VALÈNCIA. Una familia saca de su casa muebles, libros, fotos y todo tipo de objetos deshechos por el agua y el barro. Hay dolor en sus rostros y algún titubeo, pero no dejan que las emociones les detengan y siguen ampliando esa hilera de montones de recuerdos que otras familias comenzaron a levantar antes. Un hombre limpia su bicicleta en un intento por salvarla. En la calzada, una cuadrilla empuja coordinada los haraganes para mover el agua hacia la alcantarilla, mientras otra retira el barro de una casa con cubos y carretas. Sus ropas se han teñido de color marrón. Ensuciarse es lo de menos. La mayoría calza botas de agua, aunque hay quien no tiene y, en su lugar, lleva atadas bolsas de plástico en los gemelos. Un grupo de mujeres conversa en medio de ese caos. Acaban de reencontrarse. Hablan de la Dana. No hay otro tema.

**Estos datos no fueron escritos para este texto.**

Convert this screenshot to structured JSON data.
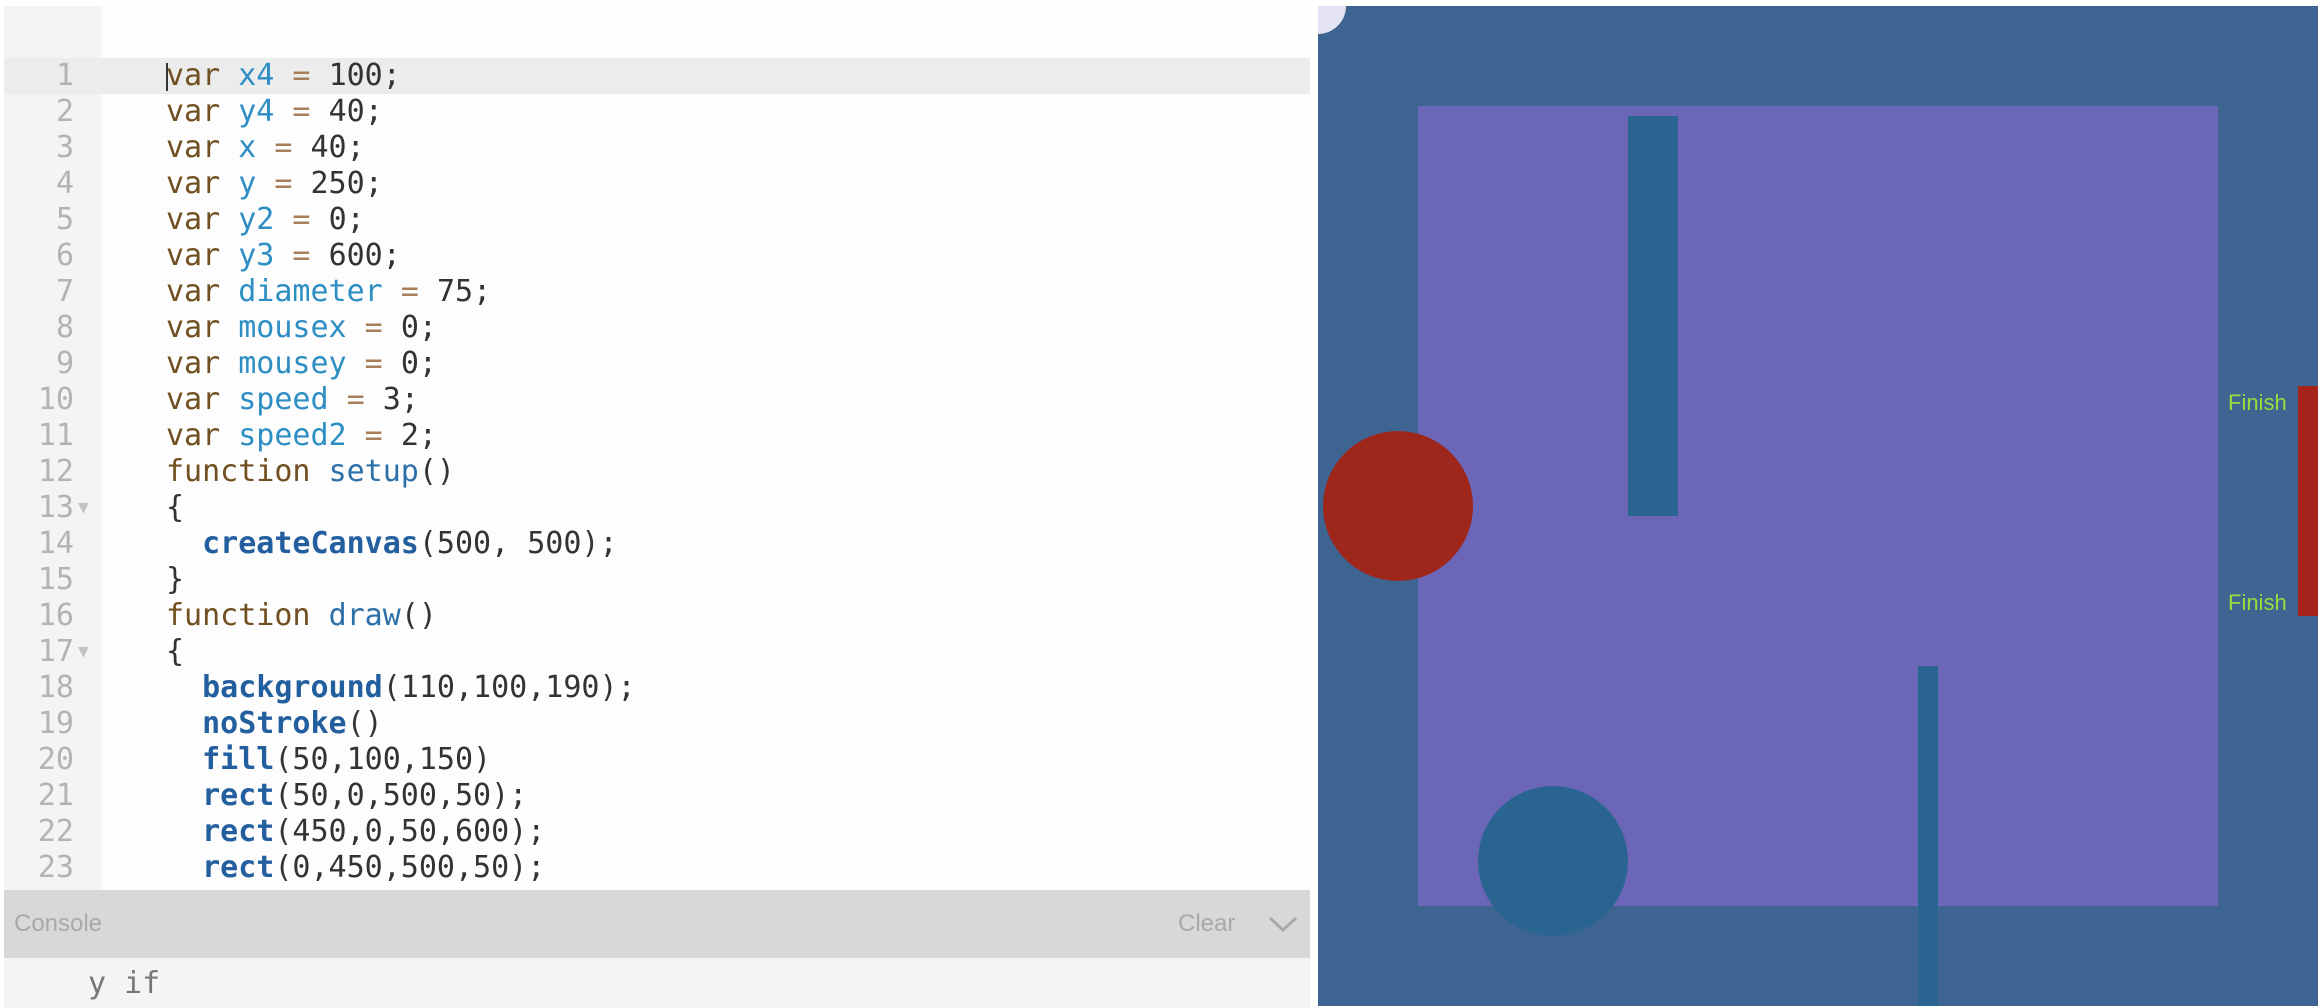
{
  "editor": {
    "lines": [
      {
        "n": "1",
        "fold": false,
        "tokens": [
          [
            "kw",
            "var"
          ],
          [
            "pl",
            " "
          ],
          [
            "vn",
            "x4"
          ],
          [
            "op",
            " = "
          ],
          [
            "nm",
            "100"
          ],
          [
            "pl",
            ";"
          ]
        ]
      },
      {
        "n": "2",
        "fold": false,
        "tokens": [
          [
            "kw",
            "var"
          ],
          [
            "pl",
            " "
          ],
          [
            "vn",
            "y4"
          ],
          [
            "op",
            " = "
          ],
          [
            "nm",
            "40"
          ],
          [
            "pl",
            ";"
          ]
        ]
      },
      {
        "n": "3",
        "fold": false,
        "tokens": [
          [
            "kw",
            "var"
          ],
          [
            "pl",
            " "
          ],
          [
            "vn",
            "x"
          ],
          [
            "op",
            " = "
          ],
          [
            "nm",
            "40"
          ],
          [
            "pl",
            ";"
          ]
        ]
      },
      {
        "n": "4",
        "fold": false,
        "tokens": [
          [
            "kw",
            "var"
          ],
          [
            "pl",
            " "
          ],
          [
            "vn",
            "y"
          ],
          [
            "op",
            " = "
          ],
          [
            "nm",
            "250"
          ],
          [
            "pl",
            ";"
          ]
        ]
      },
      {
        "n": "5",
        "fold": false,
        "tokens": [
          [
            "kw",
            "var"
          ],
          [
            "pl",
            " "
          ],
          [
            "vn",
            "y2"
          ],
          [
            "op",
            " = "
          ],
          [
            "nm",
            "0"
          ],
          [
            "pl",
            ";"
          ]
        ]
      },
      {
        "n": "6",
        "fold": false,
        "tokens": [
          [
            "kw",
            "var"
          ],
          [
            "pl",
            " "
          ],
          [
            "vn",
            "y3"
          ],
          [
            "op",
            " = "
          ],
          [
            "nm",
            "600"
          ],
          [
            "pl",
            ";"
          ]
        ]
      },
      {
        "n": "7",
        "fold": false,
        "tokens": [
          [
            "kw",
            "var"
          ],
          [
            "pl",
            " "
          ],
          [
            "vn",
            "diameter"
          ],
          [
            "op",
            " = "
          ],
          [
            "nm",
            "75"
          ],
          [
            "pl",
            ";"
          ]
        ]
      },
      {
        "n": "8",
        "fold": false,
        "tokens": [
          [
            "kw",
            "var"
          ],
          [
            "pl",
            " "
          ],
          [
            "vn",
            "mousex"
          ],
          [
            "op",
            " = "
          ],
          [
            "nm",
            "0"
          ],
          [
            "pl",
            ";"
          ]
        ]
      },
      {
        "n": "9",
        "fold": false,
        "tokens": [
          [
            "kw",
            "var"
          ],
          [
            "pl",
            " "
          ],
          [
            "vn",
            "mousey"
          ],
          [
            "op",
            " = "
          ],
          [
            "nm",
            "0"
          ],
          [
            "pl",
            ";"
          ]
        ]
      },
      {
        "n": "10",
        "fold": false,
        "tokens": [
          [
            "kw",
            "var"
          ],
          [
            "pl",
            " "
          ],
          [
            "vn",
            "speed"
          ],
          [
            "op",
            " = "
          ],
          [
            "nm",
            "3"
          ],
          [
            "pl",
            ";"
          ]
        ]
      },
      {
        "n": "11",
        "fold": false,
        "tokens": [
          [
            "kw",
            "var"
          ],
          [
            "pl",
            " "
          ],
          [
            "vn",
            "speed2"
          ],
          [
            "op",
            " = "
          ],
          [
            "nm",
            "2"
          ],
          [
            "pl",
            ";"
          ]
        ]
      },
      {
        "n": "12",
        "fold": false,
        "tokens": [
          [
            "kw",
            "function"
          ],
          [
            "pl",
            " "
          ],
          [
            "fn",
            "setup"
          ],
          [
            "pl",
            "()"
          ]
        ]
      },
      {
        "n": "13",
        "fold": true,
        "tokens": [
          [
            "pl",
            "{"
          ]
        ]
      },
      {
        "n": "14",
        "fold": false,
        "tokens": [
          [
            "pl",
            "  "
          ],
          [
            "bf",
            "createCanvas"
          ],
          [
            "pl",
            "(500, 500);"
          ]
        ]
      },
      {
        "n": "15",
        "fold": false,
        "tokens": [
          [
            "pl",
            "}"
          ]
        ]
      },
      {
        "n": "16",
        "fold": false,
        "tokens": [
          [
            "kw",
            "function"
          ],
          [
            "pl",
            " "
          ],
          [
            "fn",
            "draw"
          ],
          [
            "pl",
            "()"
          ]
        ]
      },
      {
        "n": "17",
        "fold": true,
        "tokens": [
          [
            "pl",
            "{"
          ]
        ]
      },
      {
        "n": "18",
        "fold": false,
        "tokens": [
          [
            "pl",
            "  "
          ],
          [
            "bf",
            "background"
          ],
          [
            "pl",
            "(110,100,190);"
          ]
        ]
      },
      {
        "n": "19",
        "fold": false,
        "tokens": [
          [
            "pl",
            "  "
          ],
          [
            "bf",
            "noStroke"
          ],
          [
            "pl",
            "()"
          ]
        ]
      },
      {
        "n": "20",
        "fold": false,
        "tokens": [
          [
            "pl",
            "  "
          ],
          [
            "bf",
            "fill"
          ],
          [
            "pl",
            "(50,100,150)"
          ]
        ]
      },
      {
        "n": "21",
        "fold": false,
        "tokens": [
          [
            "pl",
            "  "
          ],
          [
            "bf",
            "rect"
          ],
          [
            "pl",
            "(50,0,500,50);"
          ]
        ]
      },
      {
        "n": "22",
        "fold": false,
        "tokens": [
          [
            "pl",
            "  "
          ],
          [
            "bf",
            "rect"
          ],
          [
            "pl",
            "(450,0,50,600);"
          ]
        ]
      },
      {
        "n": "23",
        "fold": false,
        "tokens": [
          [
            "pl",
            "  "
          ],
          [
            "bf",
            "rect"
          ],
          [
            "pl",
            "(0,450,500,50);"
          ]
        ]
      }
    ]
  },
  "console": {
    "title": "Console",
    "clear_label": "Clear",
    "output": "y if"
  },
  "canvas": {
    "finish_top": "Finish",
    "finish_bottom": "Finish",
    "colors": {
      "background": "#3e6592",
      "field": "#6c66b8",
      "obstacle": "#2a6591",
      "player": "#9e261a",
      "finish_bar": "#a6231b",
      "finish_text": "#9ddc3d"
    }
  }
}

Tampoco otra pregunta: «¿Estáis todos bien?». Es la nueva realidad de agua y barro en la que se han instalado los vecinos de las localidades afectadas tras el temporal sin precedentes que ha azotado la Comunitat Valenciana. 

«Es horrible», «apocalíptico», repiten al mirar hacia su alrededor e intentar digerir lo que ocurrió aquella noche. Es imposible reconocer la fisonomía de las localidades: los barrancos desgarrados en sus laterales y repletos de enseres de a saber dónde; casas con sus muros caídos y sus habitaciones al descubierto, y calles bloqueadas por amasijos de vehículos que, en algunos puntos, se alzan hasta el segundo piso. En una calle de Sedaví, una mujer pide con cortesía un café caliente. Está atrapada por el cúmulo de coches arrastrados por un tsunami de agua y lodo, y lleva días comiendo cosas frías. «¿Y si hay alguien ahí con vida?», pregunta angustiado un joven que mira atónito la escena, convertida en la imagen de la destrucción del Dana. Alrededor nada mejora: el motor de la economía se ha parado. Las persianas de los negocios están abiertas, pero sus interiores, irreconocibles: muebles por el suelo, cristales rotos, estanterías vacías y desvalijadas y objetos que no deberían estar ahí, como una nevera en una peluquería. Nada está donde debería estar. Nada es como era antes de ese 29 de octubre. 

Aquel último martes de octubre cambió el curso de sus vidas. Las fuertes tormentas durante la mañana y la tarde de aquel día hicieron que el barranco del Poyo aumentara progresivamente su caudal, que tiene una superficie de 462 kilómetros cuadrados y desemboca en el Mediterráneo por la Albufera. «Llovía bastante y el barranco iba cargado de agua, como otras veces», comenta Paco de la Fuente, vecino de Chiva. Siguió con su rutina. Por la tarde, la crecida se concentró e intensificó, multiplicando por cien el caudal en apenas dos horas. Cinco veces superior al Ebro. Empezó todo. La fuerza del agua —alcanzó los 2.200 metros cúbicos por segundo— se convirtió en un tsunami que iba directo hacia los municipios que encontró a su paso, como Paiporta, Picanya, Sedaví, Alfafar, Massanassa, Benetússer, Aldaia o Catarroja. Lugares en los que no llovía, pero que acabaron arrasados por el desbordamiento del barranco del Poyo. «Esa tarde hacía viento, pero no llovía», explican muchos vecinos de la zona. De hecho, eso es lo que «nos confundió».